El hallazgo que une a toda la vida compleja

Un equipo internacional liderado por investigadores de la Universidad de Texas en Austin y Wageningen University ha identificado a un grupo de microorganismos llamados Hodarchaeales, pertenecientes a las arqueas Asgard, como los parientes vivos más cercanos del antepasado común de todos los eucariotas.

Los eucariotas son los organismos cuyas células poseen núcleo: desde un árbol hasta una ballena, pasando por insectos, hongos y seres humanos. El estudio, publicado en Nature, muestra que los eucariotas no forman una rama separada del árbol de la vida, sino que emergen desde dentro del linaje Asgard.

Un árbol genealógico con raíces en el fondo del océano

Las arqueas Asgard fueron descubiertas hace menos de una década en sedimentos marinos profundos. Su nombre, inspirado en la mitología nórdica, no es casual: su importancia evolutiva es enorme. Al secuenciar más de 50 nuevos genomas obtenidos del fondo del mar, los investigadores lograron reconstruir un árbol evolutivo con un nivel de detalle sin precedentes.

El resultado es claro: los Hodarchaeales aparecen como el grupo hermano directo de los eucariotas. Esto implica que el ancestro común de toda la vida compleja era una arquea marina que vivía en un planeta sin oxígeno, hace más de 2.000 millones de años.

El origen de la complejidad celular

Durante décadas, la hipótesis dominante proponía que la vida compleja surgió cuando una célula primitiva incorporó una bacteria que acabaría convirtiéndose en la mitocondria. El nuevo estudio no niega esa simbiosis, pero aclara algo fundamental: quién era esa célula anfitriona.

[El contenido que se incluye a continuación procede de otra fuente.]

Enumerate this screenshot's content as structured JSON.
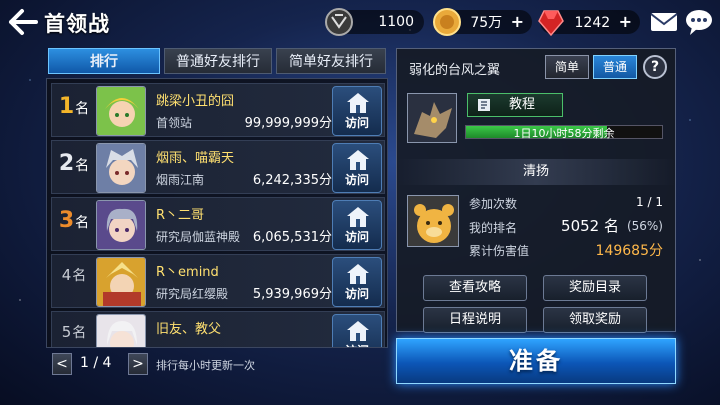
{
  "header": {
    "title": "首领战",
    "resources": [
      {
        "icon": "guild-emblem-icon",
        "value": "1100"
      },
      {
        "icon": "gold-coin-icon",
        "value": "75万"
      },
      {
        "icon": "ruby-gem-icon",
        "value": "1242"
      }
    ],
    "plus": "+"
  },
  "tabs": [
    {
      "label": "排行",
      "active": true
    },
    {
      "label": "普通好友排行",
      "active": false
    },
    {
      "label": "简单好友排行",
      "active": false
    }
  ],
  "ranking": {
    "unit": "名",
    "visit_label": "访问",
    "rows": [
      {
        "rank": "1",
        "name": "跳梁小丑的囧",
        "guild": "首领站",
        "score": "99,999,999分",
        "rank_color": "#f3b52a"
      },
      {
        "rank": "2",
        "name": "烟雨、喵霸天",
        "guild": "烟雨江南",
        "score": "6,242,335分",
        "rank_color": "#e6e9ef"
      },
      {
        "rank": "3",
        "name": "R丶二哥",
        "guild": "研究局伽蓝神殿",
        "score": "6,065,531分",
        "rank_color": "#ec8b2b"
      },
      {
        "rank": "4",
        "name": "R丶emind",
        "guild": "研究局红缨殿",
        "score": "5,939,969分",
        "rank_color": "#c8ccd4"
      },
      {
        "rank": "5",
        "name": "旧友、教父",
        "guild": "",
        "score": "",
        "rank_color": "#c8ccd4"
      }
    ],
    "page": "1 / 4",
    "prev": "<",
    "next": ">",
    "note": "排行每小时更新一次"
  },
  "boss": {
    "name": "弱化的台风之翼",
    "difficulty": {
      "easy": "简单",
      "normal": "普通",
      "selected": "普通"
    },
    "help": "?",
    "tutorial": "教程",
    "timer": "1日10小时58分剩余",
    "timer_progress": 0.72,
    "clear_title": "清扬",
    "stats": {
      "participation_label": "参加次数",
      "participation_value": "1 / 1",
      "my_rank_label": "我的排名",
      "my_rank_value": "5052 名",
      "my_rank_pct": "(56%)",
      "damage_label": "累计伤害值",
      "damage_value": "149685分"
    },
    "buttons": {
      "guide": "查看攻略",
      "reward_list": "奖励目录",
      "schedule": "日程说明",
      "claim": "领取奖励"
    },
    "ready": "准备"
  },
  "colors": {
    "accent": "#1a7ee0",
    "gold": "#f3b52a",
    "damage": "#ffb84a"
  }
}
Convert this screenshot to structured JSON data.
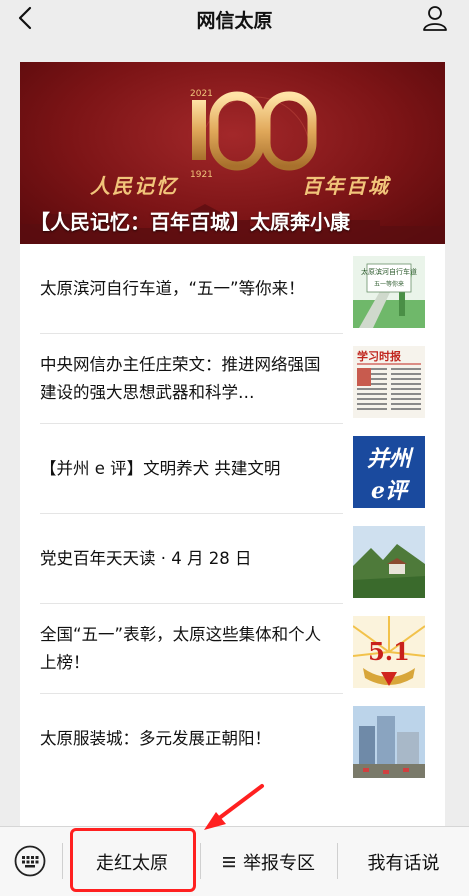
{
  "header": {
    "title": "网信太原",
    "back_icon": "chevron-left-icon",
    "profile_icon": "person-icon"
  },
  "banner": {
    "title": "【人民记忆：百年百城】太原奔小康",
    "logo_number": "100",
    "logo_year_top": "2021",
    "logo_year_bottom": "1921",
    "logo_side_text": "人民记忆",
    "slogan_left": "人民记忆",
    "slogan_right": "百年百城",
    "sub_text": "太原奔小康"
  },
  "articles": [
    {
      "title": "太原滨河自行车道，“五一”等你来！",
      "thumb_text": "太原滨河自行车道",
      "thumb_sub": "五一等你来"
    },
    {
      "title": "中央网信办主任庄荣文：推进网络强国建设的强大思想武器和科学…",
      "thumb_text": "学习时报"
    },
    {
      "title": "【并州 e 评】文明养犬 共建文明",
      "thumb_text_1": "并州",
      "thumb_text_2": "e评"
    },
    {
      "title": "党史百年天天读 · 4 月 28 日"
    },
    {
      "title": "全国“五一”表彰，太原这些集体和个人上榜！",
      "thumb_text": "5.1"
    },
    {
      "title": "太原服装城：多元发展正朝阳！"
    }
  ],
  "bottom_menu": {
    "keyboard_icon": "keyboard-icon",
    "item1": "走红太原",
    "item2": "举报专区",
    "item2_icon": "menu-lines-icon",
    "item3": "我有话说"
  },
  "colors": {
    "banner_red": "#7c1416",
    "gold": "#f1c47a",
    "highlight": "#ff2020"
  }
}
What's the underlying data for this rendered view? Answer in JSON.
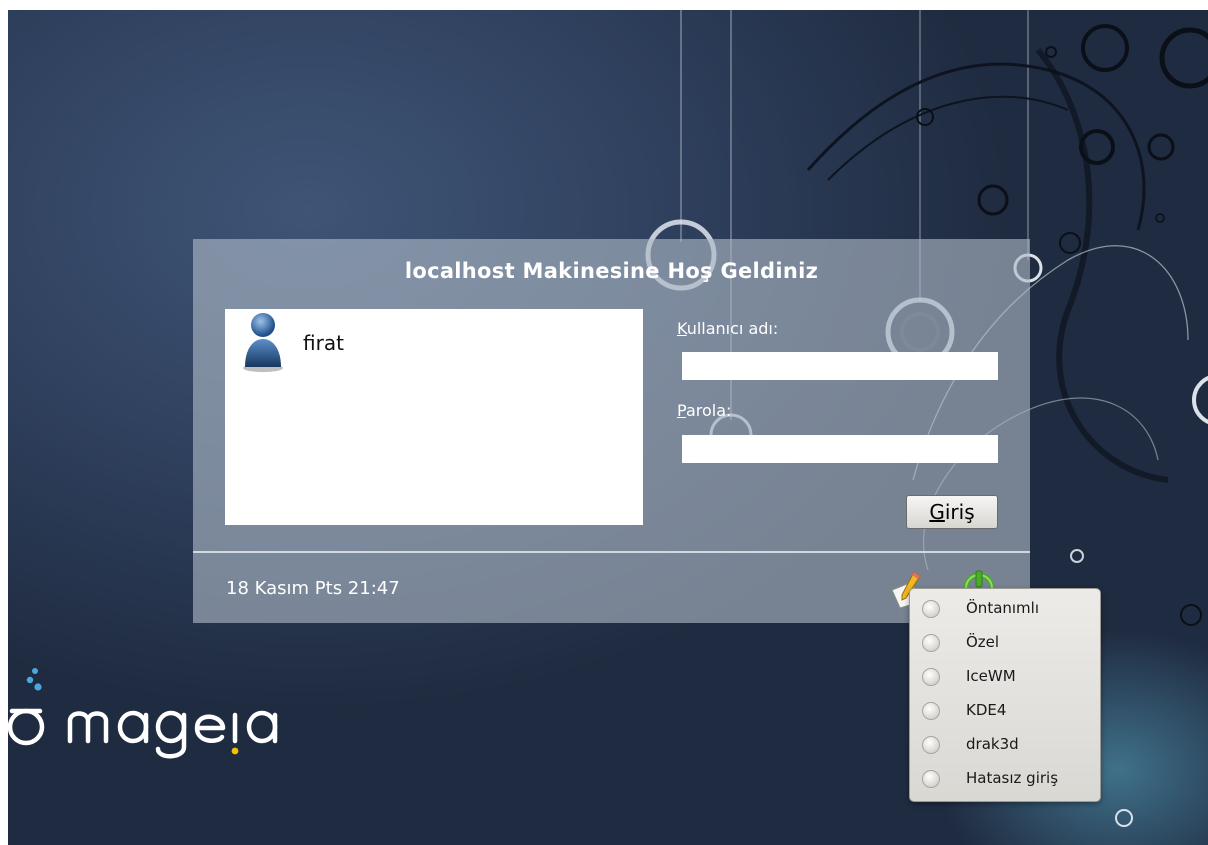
{
  "login": {
    "greeting": "localhost Makinesine Hoş Geldiniz",
    "users": [
      {
        "name": "firat"
      }
    ],
    "username_label_accel": "K",
    "username_label_rest": "ullanıcı adı:",
    "username_value": "",
    "password_label_accel": "P",
    "password_label_rest": "arola:",
    "password_value": "",
    "login_button_accel": "G",
    "login_button_rest": "iriş",
    "clock": "18 Kasım Pts 21:47"
  },
  "session_menu": {
    "items": [
      {
        "label": "Öntanımlı"
      },
      {
        "label": "Özel"
      },
      {
        "label": "IceWM"
      },
      {
        "label": "KDE4"
      },
      {
        "label": "drak3d"
      },
      {
        "label": "Hatasız giriş"
      }
    ]
  },
  "icons": {
    "user": "user-avatar-icon",
    "session": "pencil-notepad-icon",
    "power": "power-icon"
  },
  "colors": {
    "background": "#2e3f5c",
    "panel": "#aeb8c5",
    "logo": "#ffffff",
    "logo_drop": "#4aa8e0"
  }
}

Según los datos, los Hodarchaeales ya poseían muchas de las herramientas moleculares necesarias para la complejidad. Entre ellas, versiones primitivas de proteínas implicadas en el transporte celular, la organización interna y la regulación genética, rasgos que se creían exclusivos de las células con núcleo.

Además, estas arqueas presentan una elevada duplicación genética, un mecanismo clave para la evolución de nuevas funciones biológicas.

Un legado que sigue vivo

Lejos de ser un linaje extinto, los Hodarchaeales probablemente siguen vivos hoy, ocultos bajo kilómetros de sedimentos oceánicos. Aunque cultivar arqueas Asgard en laboratorio sigue siendo un reto, cada nuevo genoma secuenciado acerca a los científicos a recrear cómo funcionaba la primera célula eucariota.

Este descubrimiento no solo redefine el árbol de la vida. También cambia nuestra percepción de lo que somos. Desde un punto de vista evolutivo, todos los seres complejos compartimos un origen humilde: una arquea marina, microscópica y solitaria, que vivía en la oscuridad del océano primitivo. Sin ella, la vida tal como la conocemos nunca habría existido.

Fuente: MuyInteresante.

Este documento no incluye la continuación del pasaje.